Q1: How should I interpret PCA, PCoA, and NMDS plots?
A: In these plots, each dot represents a sample, and dots of different colors belong to different sample groups. The distance between the dots reflects the degree of variation between samples: the closer two dots are, the higher the similarity (and lower the difference) between the corresponding samples.
Q2: What is the difference between PCA and PCoA?
A: Principal Component Analysis (PCA) is a technique used to analyze and simplify complex datasets by decomposing variance and visualizing the differences across multiple groups on a 2D coordinate plot. Principal Coordinates Analysis (PCoA) is a similar dimensionality reduction and ordination method.
The key difference lies in how they handle data: PCA is based on the original species composition matrix and typically uses Euclidean distance, which primarily compares differences in species abundance. In contrast, PCoA first calculates the distance between samples using various distance algorithms.
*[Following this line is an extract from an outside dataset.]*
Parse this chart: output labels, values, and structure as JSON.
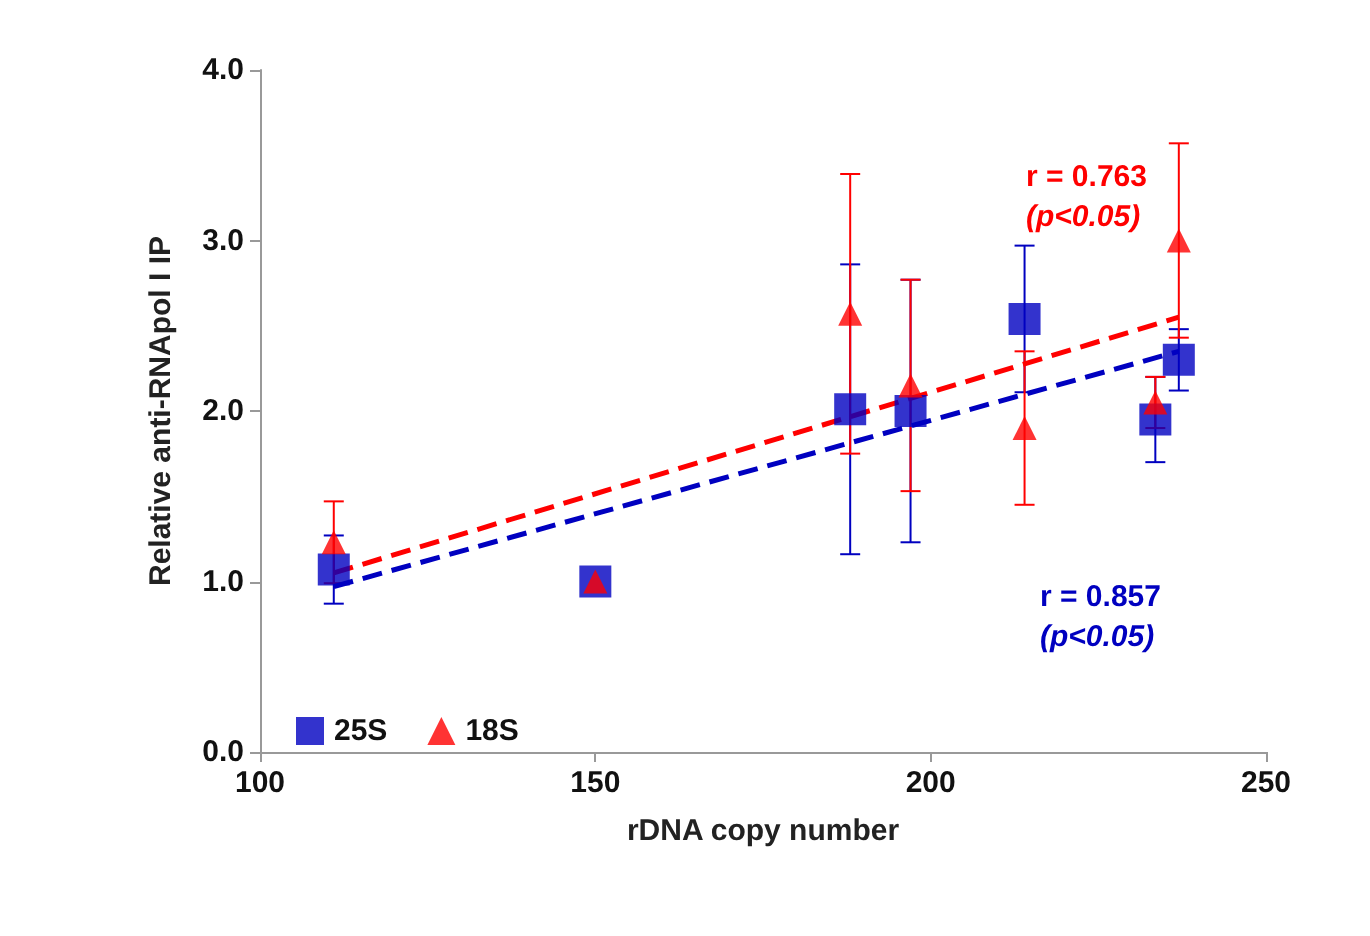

It then processes this distance matrix so that the distances between points in the plot accurately reflect the original dissimilarity data, effectively achieving a quantitative transformation of qualitative data.
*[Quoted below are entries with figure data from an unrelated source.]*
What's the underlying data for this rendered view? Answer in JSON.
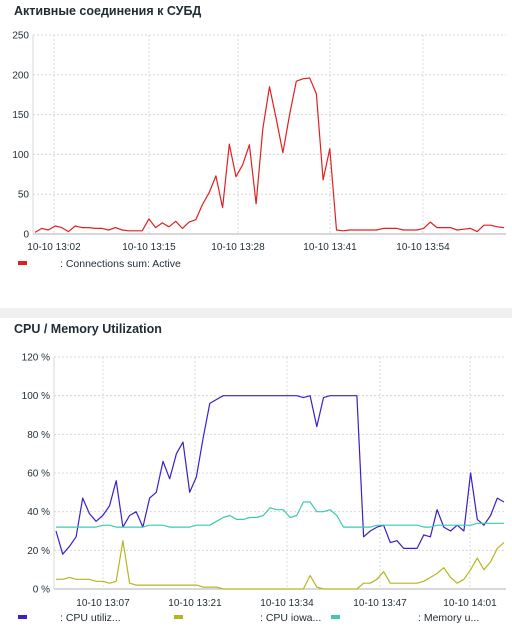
{
  "charts": [
    {
      "title": "Активные соединения к СУБД",
      "type": "line",
      "y_ticks": [
        "250",
        "200",
        "150",
        "100",
        "50",
        "0"
      ],
      "ylim": [
        0,
        250
      ],
      "x_ticks": [
        "10-10 13:02",
        "10-10 13:15",
        "10-10 13:28",
        "10-10 13:41",
        "10-10 13:54"
      ],
      "grid": true,
      "series": [
        {
          "name": "Connections sum: Active",
          "color": "#e02020",
          "values": [
            2,
            7,
            5,
            10,
            8,
            3,
            10,
            8,
            8,
            7,
            7,
            5,
            8,
            5,
            4,
            4,
            4,
            19,
            8,
            14,
            9,
            16,
            7,
            15,
            18,
            37,
            52,
            73,
            33,
            113,
            72,
            87,
            112,
            38,
            132,
            185,
            145,
            102,
            150,
            192,
            195,
            196,
            176,
            68,
            107,
            5,
            4,
            5,
            5,
            5,
            5,
            5,
            7,
            7,
            7,
            5,
            5,
            5,
            7,
            15,
            8,
            8,
            8,
            5,
            6,
            7,
            3,
            11,
            11,
            9,
            8
          ]
        }
      ]
    },
    {
      "title": "CPU / Memory Utilization",
      "type": "line",
      "y_ticks": [
        "120 %",
        "100 %",
        "80 %",
        "60 %",
        "40 %",
        "20 %",
        "0 %"
      ],
      "ylim": [
        0,
        120
      ],
      "x_ticks": [
        "10-10 13:07",
        "10-10 13:21",
        "10-10 13:34",
        "10-10 13:47",
        "10-10 14:01"
      ],
      "grid": true,
      "series": [
        {
          "name": "CPU utiliz...",
          "color": "#3a20c8",
          "values": [
            30,
            18,
            22,
            27,
            47,
            39,
            35,
            38,
            43,
            56,
            32,
            38,
            40,
            32,
            47,
            50,
            66,
            57,
            70,
            76,
            50,
            58,
            78,
            96,
            98,
            100,
            100,
            100,
            100,
            100,
            100,
            100,
            100,
            100,
            100,
            100,
            100,
            99,
            100,
            84,
            99,
            100,
            100,
            100,
            100,
            100,
            27,
            30,
            32,
            33,
            24,
            25,
            21,
            21,
            21,
            28,
            27,
            41,
            32,
            30,
            33,
            30,
            60,
            36,
            33,
            38,
            47,
            45
          ]
        },
        {
          "name": "CPU iowa...",
          "color": "#b5b520",
          "values": [
            5,
            5,
            6,
            5,
            5,
            5,
            4,
            4,
            3,
            4,
            25,
            3,
            2,
            2,
            2,
            2,
            2,
            2,
            2,
            2,
            2,
            2,
            1,
            1,
            1,
            0,
            0,
            0,
            0,
            0,
            0,
            0,
            0,
            0,
            0,
            0,
            0,
            0,
            7,
            1,
            0,
            0,
            0,
            0,
            0,
            0,
            3,
            3,
            5,
            9,
            3,
            3,
            3,
            3,
            3,
            4,
            6,
            8,
            11,
            6,
            3,
            5,
            10,
            16,
            10,
            14,
            21,
            24
          ]
        },
        {
          "name": "Memory u...",
          "color": "#3ccab0",
          "values": [
            32,
            32,
            32,
            32,
            32,
            32,
            32,
            33,
            33,
            32,
            32,
            32,
            32,
            32,
            33,
            33,
            33,
            32,
            32,
            32,
            32,
            33,
            33,
            33,
            35,
            37,
            38,
            36,
            36,
            37,
            37,
            38,
            42,
            41,
            41,
            37,
            38,
            45,
            45,
            40,
            40,
            41,
            38,
            32,
            32,
            32,
            32,
            32,
            33,
            33,
            33,
            33,
            33,
            33,
            33,
            32,
            32,
            33,
            33,
            33,
            33,
            33,
            33,
            34,
            34,
            34,
            34,
            34
          ]
        }
      ]
    }
  ]
}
Q3: How should I proceed if there is high variation among biological replicates within a group?
A: You should analyze the sample preparation process. Besides the intended experimental conditions, samples within a group might be influenced by various other factors, leading to discrepancies in the results.
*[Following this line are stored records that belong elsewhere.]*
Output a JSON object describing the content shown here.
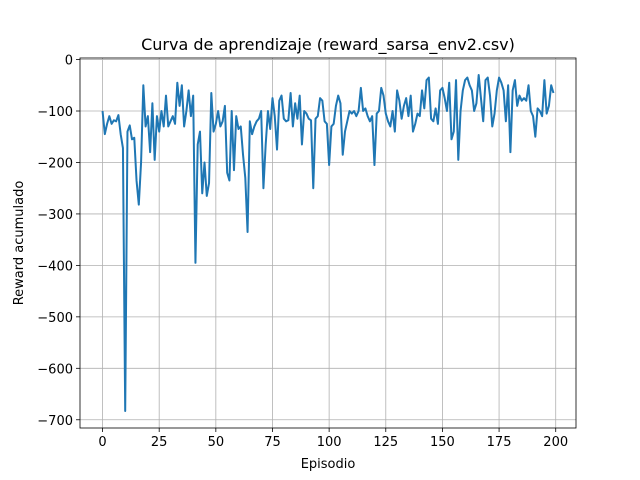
{
  "chart_data": {
    "type": "line",
    "title": "Curva de aprendizaje (reward_sarsa_env2.csv)",
    "xlabel": "Episodio",
    "ylabel": "Reward acumulado",
    "grid": true,
    "xlim": [
      -9.95,
      208.95
    ],
    "ylim": [
      -716,
      3
    ],
    "xticks": [
      0,
      25,
      50,
      75,
      100,
      125,
      150,
      175,
      200
    ],
    "yticks": [
      0,
      {
        "value": -100,
        "label": "−100"
      },
      {
        "value": -200,
        "label": "−200"
      },
      {
        "value": -300,
        "label": "−300"
      },
      {
        "value": -400,
        "label": "−400"
      },
      {
        "value": -500,
        "label": "−500"
      },
      {
        "value": -600,
        "label": "−600"
      },
      {
        "value": -700,
        "label": "−700"
      }
    ],
    "x": [
      0,
      1,
      2,
      3,
      4,
      5,
      6,
      7,
      8,
      9,
      10,
      11,
      12,
      13,
      14,
      15,
      16,
      17,
      18,
      19,
      20,
      21,
      22,
      23,
      24,
      25,
      26,
      27,
      28,
      29,
      30,
      31,
      32,
      33,
      34,
      35,
      36,
      37,
      38,
      39,
      40,
      41,
      42,
      43,
      44,
      45,
      46,
      47,
      48,
      49,
      50,
      51,
      52,
      53,
      54,
      55,
      56,
      57,
      58,
      59,
      60,
      61,
      62,
      63,
      64,
      65,
      66,
      67,
      68,
      69,
      70,
      71,
      72,
      73,
      74,
      75,
      76,
      77,
      78,
      79,
      80,
      81,
      82,
      83,
      84,
      85,
      86,
      87,
      88,
      89,
      90,
      91,
      92,
      93,
      94,
      95,
      96,
      97,
      98,
      99,
      100,
      101,
      102,
      103,
      104,
      105,
      106,
      107,
      108,
      109,
      110,
      111,
      112,
      113,
      114,
      115,
      116,
      117,
      118,
      119,
      120,
      121,
      122,
      123,
      124,
      125,
      126,
      127,
      128,
      129,
      130,
      131,
      132,
      133,
      134,
      135,
      136,
      137,
      138,
      139,
      140,
      141,
      142,
      143,
      144,
      145,
      146,
      147,
      148,
      149,
      150,
      151,
      152,
      153,
      154,
      155,
      156,
      157,
      158,
      159,
      160,
      161,
      162,
      163,
      164,
      165,
      166,
      167,
      168,
      169,
      170,
      171,
      172,
      173,
      174,
      175,
      176,
      177,
      178,
      179,
      180,
      181,
      182,
      183,
      184,
      185,
      186,
      187,
      188,
      189,
      190,
      191,
      192,
      193,
      194,
      195,
      196,
      197,
      198,
      199
    ],
    "series": [
      {
        "color": "#1f77b4",
        "values": [
          -100,
          -145,
          -125,
          -110,
          -125,
          -118,
          -120,
          -108,
          -145,
          -172,
          -683,
          -140,
          -128,
          -155,
          -152,
          -235,
          -282,
          -200,
          -50,
          -130,
          -110,
          -180,
          -85,
          -195,
          -110,
          -140,
          -100,
          -130,
          -70,
          -130,
          -120,
          -110,
          -125,
          -45,
          -90,
          -50,
          -130,
          -100,
          -60,
          -110,
          -70,
          -395,
          -165,
          -140,
          -260,
          -200,
          -265,
          -240,
          -65,
          -140,
          -125,
          -100,
          -130,
          -120,
          -90,
          -220,
          -235,
          -100,
          -215,
          -110,
          -135,
          -130,
          -185,
          -230,
          -335,
          -120,
          -145,
          -130,
          -120,
          -115,
          -100,
          -250,
          -165,
          -100,
          -135,
          -75,
          -110,
          -175,
          -80,
          -70,
          -115,
          -120,
          -118,
          -65,
          -130,
          -85,
          -115,
          -70,
          -165,
          -100,
          -105,
          -115,
          -118,
          -250,
          -115,
          -110,
          -75,
          -80,
          -120,
          -125,
          -205,
          -130,
          -125,
          -90,
          -70,
          -85,
          -185,
          -140,
          -120,
          -100,
          -105,
          -100,
          -110,
          -100,
          -55,
          -100,
          -95,
          -110,
          -120,
          -110,
          -205,
          -105,
          -100,
          -55,
          -70,
          -105,
          -120,
          -130,
          -100,
          -140,
          -60,
          -80,
          -115,
          -90,
          -75,
          -110,
          -70,
          -140,
          -125,
          -105,
          -110,
          -60,
          -95,
          -40,
          -35,
          -115,
          -120,
          -95,
          -125,
          -60,
          -55,
          -75,
          -100,
          -45,
          -155,
          -140,
          -40,
          -195,
          -100,
          -60,
          -40,
          -35,
          -50,
          -60,
          -100,
          -85,
          -30,
          -75,
          -120,
          -40,
          -35,
          -70,
          -130,
          -105,
          -60,
          -35,
          -45,
          -60,
          -120,
          -50,
          -180,
          -60,
          -40,
          -90,
          -70,
          -80,
          -75,
          -80,
          -50,
          -100,
          -110,
          -150,
          -95,
          -100,
          -110,
          -40,
          -105,
          -90,
          -50,
          -65
        ]
      }
    ]
  }
}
Sampling: For environmental samples collected from large areas (e.g., soil, water, sludge), it is recommended to use a composite sampling method—mixing samples from multiple points to form a single biological replicate—to minimize individual variations.
Individual Variation: If a specific sample appears as a significant outlier, it is likely due to the sample itself. It is recommended to remove this outlier and re-run the analysis. If removing the outlier leaves you with insufficient biological replicates, consider sending additional samples to meet the requirement for replicates.